El pasado 6 de noviembre el Presidente del Gobierno, Pedro Sánchez, recibía en la Moncloa a Fernández Vara en lo que supuso la primera reunión entre ambos presidentes desde que ambos gobiernos, estatal y autonómico, están en poder del PSOE.

En el apartado de infraestructuras, acordaron, entre otras cosas, impulsar la autovía Badajoz-Cáceres.
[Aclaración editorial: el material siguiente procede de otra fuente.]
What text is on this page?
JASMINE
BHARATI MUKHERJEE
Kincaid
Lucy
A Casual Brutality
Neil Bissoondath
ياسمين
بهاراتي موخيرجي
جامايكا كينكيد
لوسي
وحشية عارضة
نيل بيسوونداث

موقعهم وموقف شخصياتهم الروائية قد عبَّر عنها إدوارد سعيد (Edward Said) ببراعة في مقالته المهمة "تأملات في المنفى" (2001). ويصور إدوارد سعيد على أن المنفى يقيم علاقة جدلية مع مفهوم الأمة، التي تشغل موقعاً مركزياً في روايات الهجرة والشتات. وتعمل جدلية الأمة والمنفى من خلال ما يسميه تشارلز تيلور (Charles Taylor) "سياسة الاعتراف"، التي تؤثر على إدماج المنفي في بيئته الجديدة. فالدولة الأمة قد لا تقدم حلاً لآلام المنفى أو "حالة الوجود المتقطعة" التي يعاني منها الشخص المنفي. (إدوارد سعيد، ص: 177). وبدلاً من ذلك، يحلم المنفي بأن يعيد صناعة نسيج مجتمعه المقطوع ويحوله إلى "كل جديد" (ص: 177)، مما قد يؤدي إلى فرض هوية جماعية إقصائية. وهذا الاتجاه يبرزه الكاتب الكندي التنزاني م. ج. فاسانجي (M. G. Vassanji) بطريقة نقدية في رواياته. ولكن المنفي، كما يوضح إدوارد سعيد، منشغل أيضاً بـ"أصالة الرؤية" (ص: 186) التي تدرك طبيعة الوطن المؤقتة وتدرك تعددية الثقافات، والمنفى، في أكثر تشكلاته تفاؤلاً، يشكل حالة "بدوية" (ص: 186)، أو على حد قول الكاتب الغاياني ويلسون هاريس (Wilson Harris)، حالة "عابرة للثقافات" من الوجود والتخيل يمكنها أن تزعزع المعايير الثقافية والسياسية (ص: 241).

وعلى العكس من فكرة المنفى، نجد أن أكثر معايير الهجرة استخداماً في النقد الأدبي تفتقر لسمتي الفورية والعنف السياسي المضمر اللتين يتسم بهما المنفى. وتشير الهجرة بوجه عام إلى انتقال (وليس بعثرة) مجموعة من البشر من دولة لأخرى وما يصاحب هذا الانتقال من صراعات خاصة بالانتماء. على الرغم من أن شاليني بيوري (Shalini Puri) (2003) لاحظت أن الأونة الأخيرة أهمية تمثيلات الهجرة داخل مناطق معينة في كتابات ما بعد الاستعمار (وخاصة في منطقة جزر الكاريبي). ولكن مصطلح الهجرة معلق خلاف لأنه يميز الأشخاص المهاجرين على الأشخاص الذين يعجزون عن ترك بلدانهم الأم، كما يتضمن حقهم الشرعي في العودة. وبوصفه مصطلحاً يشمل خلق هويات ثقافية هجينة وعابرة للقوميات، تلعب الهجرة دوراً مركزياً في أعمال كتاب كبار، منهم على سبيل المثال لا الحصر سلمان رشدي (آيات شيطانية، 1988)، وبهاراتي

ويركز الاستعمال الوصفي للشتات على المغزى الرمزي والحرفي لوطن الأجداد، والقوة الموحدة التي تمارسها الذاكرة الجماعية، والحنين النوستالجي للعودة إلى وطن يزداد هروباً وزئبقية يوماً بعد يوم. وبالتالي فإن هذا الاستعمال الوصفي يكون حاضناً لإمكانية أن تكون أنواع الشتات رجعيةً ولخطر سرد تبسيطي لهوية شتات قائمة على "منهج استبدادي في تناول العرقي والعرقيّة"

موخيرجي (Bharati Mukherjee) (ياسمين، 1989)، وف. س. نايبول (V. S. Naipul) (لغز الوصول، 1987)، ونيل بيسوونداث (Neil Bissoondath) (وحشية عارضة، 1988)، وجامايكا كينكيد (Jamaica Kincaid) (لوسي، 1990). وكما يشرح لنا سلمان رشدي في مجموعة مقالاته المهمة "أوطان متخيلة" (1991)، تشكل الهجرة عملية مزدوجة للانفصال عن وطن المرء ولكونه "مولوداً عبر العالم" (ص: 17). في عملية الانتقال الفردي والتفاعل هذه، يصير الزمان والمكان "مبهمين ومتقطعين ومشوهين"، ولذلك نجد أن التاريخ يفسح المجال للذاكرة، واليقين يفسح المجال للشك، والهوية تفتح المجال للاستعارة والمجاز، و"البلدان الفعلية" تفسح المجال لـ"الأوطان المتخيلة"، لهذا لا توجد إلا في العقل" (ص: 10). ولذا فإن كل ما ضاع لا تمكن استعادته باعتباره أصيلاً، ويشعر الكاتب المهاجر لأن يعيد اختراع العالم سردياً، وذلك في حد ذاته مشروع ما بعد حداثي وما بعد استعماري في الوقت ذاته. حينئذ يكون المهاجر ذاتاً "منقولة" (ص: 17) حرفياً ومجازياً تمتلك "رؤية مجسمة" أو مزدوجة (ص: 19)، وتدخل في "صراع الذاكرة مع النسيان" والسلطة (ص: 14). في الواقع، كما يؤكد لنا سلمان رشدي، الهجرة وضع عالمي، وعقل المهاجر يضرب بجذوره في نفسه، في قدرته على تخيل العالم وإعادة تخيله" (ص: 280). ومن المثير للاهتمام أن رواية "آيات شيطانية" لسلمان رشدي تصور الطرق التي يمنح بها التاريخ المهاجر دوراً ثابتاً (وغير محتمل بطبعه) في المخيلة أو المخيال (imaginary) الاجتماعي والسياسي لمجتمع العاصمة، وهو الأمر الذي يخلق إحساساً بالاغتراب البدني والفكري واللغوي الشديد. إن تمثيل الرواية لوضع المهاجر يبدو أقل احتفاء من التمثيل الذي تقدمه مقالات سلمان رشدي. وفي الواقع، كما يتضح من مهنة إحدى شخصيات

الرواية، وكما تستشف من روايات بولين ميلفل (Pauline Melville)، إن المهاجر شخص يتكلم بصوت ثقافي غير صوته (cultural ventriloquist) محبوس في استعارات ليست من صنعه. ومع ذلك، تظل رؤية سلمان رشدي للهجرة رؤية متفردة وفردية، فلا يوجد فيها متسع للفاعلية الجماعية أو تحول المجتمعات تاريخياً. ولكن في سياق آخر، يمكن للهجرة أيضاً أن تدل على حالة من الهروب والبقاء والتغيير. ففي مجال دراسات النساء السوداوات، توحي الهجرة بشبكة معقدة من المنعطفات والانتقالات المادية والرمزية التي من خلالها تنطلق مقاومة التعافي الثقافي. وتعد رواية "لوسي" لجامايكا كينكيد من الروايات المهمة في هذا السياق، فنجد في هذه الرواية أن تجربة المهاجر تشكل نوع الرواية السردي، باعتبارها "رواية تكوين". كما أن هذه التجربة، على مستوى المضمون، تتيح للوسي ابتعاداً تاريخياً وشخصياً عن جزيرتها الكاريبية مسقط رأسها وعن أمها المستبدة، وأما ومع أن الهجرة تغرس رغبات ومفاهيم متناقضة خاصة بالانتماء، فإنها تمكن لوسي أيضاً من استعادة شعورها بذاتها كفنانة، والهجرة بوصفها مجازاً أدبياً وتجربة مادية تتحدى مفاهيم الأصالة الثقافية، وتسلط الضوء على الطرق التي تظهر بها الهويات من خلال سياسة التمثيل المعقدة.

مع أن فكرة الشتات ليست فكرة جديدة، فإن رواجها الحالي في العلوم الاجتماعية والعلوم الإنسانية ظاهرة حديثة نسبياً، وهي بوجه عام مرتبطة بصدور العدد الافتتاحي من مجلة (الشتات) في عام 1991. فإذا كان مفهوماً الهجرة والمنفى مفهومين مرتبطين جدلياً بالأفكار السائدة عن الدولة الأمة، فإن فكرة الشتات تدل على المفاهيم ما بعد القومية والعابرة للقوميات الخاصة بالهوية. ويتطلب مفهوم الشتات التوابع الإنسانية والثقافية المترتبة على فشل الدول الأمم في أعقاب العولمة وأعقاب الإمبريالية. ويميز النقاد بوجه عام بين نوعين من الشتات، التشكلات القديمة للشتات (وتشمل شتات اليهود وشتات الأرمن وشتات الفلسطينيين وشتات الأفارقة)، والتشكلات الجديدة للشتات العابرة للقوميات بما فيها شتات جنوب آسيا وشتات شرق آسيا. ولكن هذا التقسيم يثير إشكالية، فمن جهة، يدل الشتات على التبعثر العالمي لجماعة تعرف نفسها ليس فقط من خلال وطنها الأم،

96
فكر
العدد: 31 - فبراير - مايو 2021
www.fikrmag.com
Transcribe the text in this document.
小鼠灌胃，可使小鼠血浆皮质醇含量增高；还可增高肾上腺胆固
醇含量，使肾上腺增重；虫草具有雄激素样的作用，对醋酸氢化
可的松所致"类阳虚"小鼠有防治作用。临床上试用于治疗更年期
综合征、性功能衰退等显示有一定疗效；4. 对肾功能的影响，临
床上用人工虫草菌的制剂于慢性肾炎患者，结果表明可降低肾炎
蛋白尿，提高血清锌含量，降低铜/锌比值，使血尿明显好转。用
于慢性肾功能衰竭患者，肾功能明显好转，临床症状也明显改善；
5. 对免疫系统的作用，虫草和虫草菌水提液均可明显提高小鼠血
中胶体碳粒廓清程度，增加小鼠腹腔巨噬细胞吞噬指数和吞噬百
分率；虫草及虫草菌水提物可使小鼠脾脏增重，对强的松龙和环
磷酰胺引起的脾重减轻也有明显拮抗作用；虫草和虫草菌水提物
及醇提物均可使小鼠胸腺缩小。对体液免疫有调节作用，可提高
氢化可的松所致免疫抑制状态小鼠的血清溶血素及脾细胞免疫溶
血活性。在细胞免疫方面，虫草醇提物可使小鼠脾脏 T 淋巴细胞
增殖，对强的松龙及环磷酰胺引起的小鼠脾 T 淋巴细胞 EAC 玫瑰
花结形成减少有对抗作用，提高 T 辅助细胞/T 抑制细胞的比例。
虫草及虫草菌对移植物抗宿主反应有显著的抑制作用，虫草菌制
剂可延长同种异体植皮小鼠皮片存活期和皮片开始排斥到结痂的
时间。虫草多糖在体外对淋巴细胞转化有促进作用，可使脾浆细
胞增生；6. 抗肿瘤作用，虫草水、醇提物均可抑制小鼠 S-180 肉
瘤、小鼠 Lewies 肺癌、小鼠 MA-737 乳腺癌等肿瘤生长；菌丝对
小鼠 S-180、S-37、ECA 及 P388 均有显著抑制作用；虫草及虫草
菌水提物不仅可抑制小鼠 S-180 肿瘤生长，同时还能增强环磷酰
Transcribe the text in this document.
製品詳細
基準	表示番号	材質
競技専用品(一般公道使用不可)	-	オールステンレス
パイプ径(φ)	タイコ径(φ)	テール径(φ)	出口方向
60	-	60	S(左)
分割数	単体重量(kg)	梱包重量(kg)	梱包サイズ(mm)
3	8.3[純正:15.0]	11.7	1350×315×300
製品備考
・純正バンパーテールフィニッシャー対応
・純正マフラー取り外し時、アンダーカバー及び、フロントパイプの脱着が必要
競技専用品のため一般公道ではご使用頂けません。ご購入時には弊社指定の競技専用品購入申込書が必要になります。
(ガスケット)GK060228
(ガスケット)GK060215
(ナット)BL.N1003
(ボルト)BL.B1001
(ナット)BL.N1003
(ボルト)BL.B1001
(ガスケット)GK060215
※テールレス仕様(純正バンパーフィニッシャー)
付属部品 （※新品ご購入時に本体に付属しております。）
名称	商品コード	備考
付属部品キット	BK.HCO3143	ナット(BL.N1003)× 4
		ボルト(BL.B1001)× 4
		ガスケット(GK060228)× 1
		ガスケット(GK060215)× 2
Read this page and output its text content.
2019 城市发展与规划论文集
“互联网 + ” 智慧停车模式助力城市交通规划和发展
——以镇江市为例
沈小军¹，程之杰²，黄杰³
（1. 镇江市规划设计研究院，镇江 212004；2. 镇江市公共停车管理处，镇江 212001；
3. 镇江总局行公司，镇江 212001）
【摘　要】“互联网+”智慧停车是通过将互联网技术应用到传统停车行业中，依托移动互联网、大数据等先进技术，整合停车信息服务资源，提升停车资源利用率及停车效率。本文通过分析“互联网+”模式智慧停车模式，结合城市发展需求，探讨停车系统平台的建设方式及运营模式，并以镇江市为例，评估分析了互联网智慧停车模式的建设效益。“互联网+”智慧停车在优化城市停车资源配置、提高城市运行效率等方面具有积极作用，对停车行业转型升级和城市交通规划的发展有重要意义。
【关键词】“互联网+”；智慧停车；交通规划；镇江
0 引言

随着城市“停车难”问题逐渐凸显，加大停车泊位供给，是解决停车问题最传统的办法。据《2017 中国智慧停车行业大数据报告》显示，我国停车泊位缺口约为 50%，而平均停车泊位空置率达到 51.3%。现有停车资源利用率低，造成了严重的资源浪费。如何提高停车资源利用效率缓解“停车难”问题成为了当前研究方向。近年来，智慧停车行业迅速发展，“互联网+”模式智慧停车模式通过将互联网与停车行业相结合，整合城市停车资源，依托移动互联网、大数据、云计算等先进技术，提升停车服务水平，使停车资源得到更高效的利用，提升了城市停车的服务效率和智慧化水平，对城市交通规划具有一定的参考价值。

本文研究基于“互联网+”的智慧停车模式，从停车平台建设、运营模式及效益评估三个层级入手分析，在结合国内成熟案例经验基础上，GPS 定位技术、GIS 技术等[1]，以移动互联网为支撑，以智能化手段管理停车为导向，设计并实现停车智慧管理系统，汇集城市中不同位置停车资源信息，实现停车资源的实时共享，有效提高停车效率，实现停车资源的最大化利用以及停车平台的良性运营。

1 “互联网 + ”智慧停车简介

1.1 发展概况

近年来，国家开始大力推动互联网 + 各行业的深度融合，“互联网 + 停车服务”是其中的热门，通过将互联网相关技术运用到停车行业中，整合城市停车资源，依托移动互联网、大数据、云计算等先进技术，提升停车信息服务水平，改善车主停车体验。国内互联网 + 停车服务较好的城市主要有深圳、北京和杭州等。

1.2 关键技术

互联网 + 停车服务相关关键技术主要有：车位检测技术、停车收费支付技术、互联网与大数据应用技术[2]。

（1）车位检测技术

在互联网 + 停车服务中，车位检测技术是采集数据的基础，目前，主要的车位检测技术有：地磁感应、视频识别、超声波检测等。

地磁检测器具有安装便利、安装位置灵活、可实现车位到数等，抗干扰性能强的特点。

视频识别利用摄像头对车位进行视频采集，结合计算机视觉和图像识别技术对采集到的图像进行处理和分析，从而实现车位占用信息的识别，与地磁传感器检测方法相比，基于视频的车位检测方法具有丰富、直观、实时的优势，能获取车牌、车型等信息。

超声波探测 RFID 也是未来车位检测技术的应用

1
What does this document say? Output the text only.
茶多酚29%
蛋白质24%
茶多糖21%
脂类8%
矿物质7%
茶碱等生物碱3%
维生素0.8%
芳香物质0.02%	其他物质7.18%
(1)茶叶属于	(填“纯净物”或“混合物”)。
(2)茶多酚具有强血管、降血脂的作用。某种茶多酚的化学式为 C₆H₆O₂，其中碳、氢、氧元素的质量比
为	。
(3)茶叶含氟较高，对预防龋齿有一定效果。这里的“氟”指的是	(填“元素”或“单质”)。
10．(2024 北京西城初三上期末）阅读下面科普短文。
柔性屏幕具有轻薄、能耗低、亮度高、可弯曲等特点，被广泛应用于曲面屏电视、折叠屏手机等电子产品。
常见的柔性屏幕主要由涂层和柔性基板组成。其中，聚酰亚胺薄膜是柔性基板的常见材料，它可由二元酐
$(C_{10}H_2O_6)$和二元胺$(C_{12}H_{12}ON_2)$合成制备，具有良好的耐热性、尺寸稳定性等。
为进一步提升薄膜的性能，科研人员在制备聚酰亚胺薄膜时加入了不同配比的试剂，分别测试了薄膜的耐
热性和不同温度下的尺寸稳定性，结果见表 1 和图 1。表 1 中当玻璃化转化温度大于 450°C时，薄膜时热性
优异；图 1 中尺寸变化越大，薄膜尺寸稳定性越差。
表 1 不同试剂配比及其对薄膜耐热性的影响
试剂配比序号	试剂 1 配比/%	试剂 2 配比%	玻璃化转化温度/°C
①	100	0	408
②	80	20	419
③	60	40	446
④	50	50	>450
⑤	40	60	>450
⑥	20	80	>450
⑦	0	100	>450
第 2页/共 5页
Entonces, Fernández Vara expuso que Pedro Sánchez le transmitió la decisión del Ministerio de Fomento de convocar, antes de que acabara el año, la comisión de seguimiento del protocolo de colaboración para la ejecución y financiación de la nueva carretera, reafirmando lo que Badajoz Adelante viene en solitario poniendo de relieve en los últimos años, que la Junta asumiría las obras y el Gobierno pondría el dinero porque así está recogido por escrito en el Protocolo firmado el 2009 entre el propio Vara y el entonces Ministro de Fomento José Blanco.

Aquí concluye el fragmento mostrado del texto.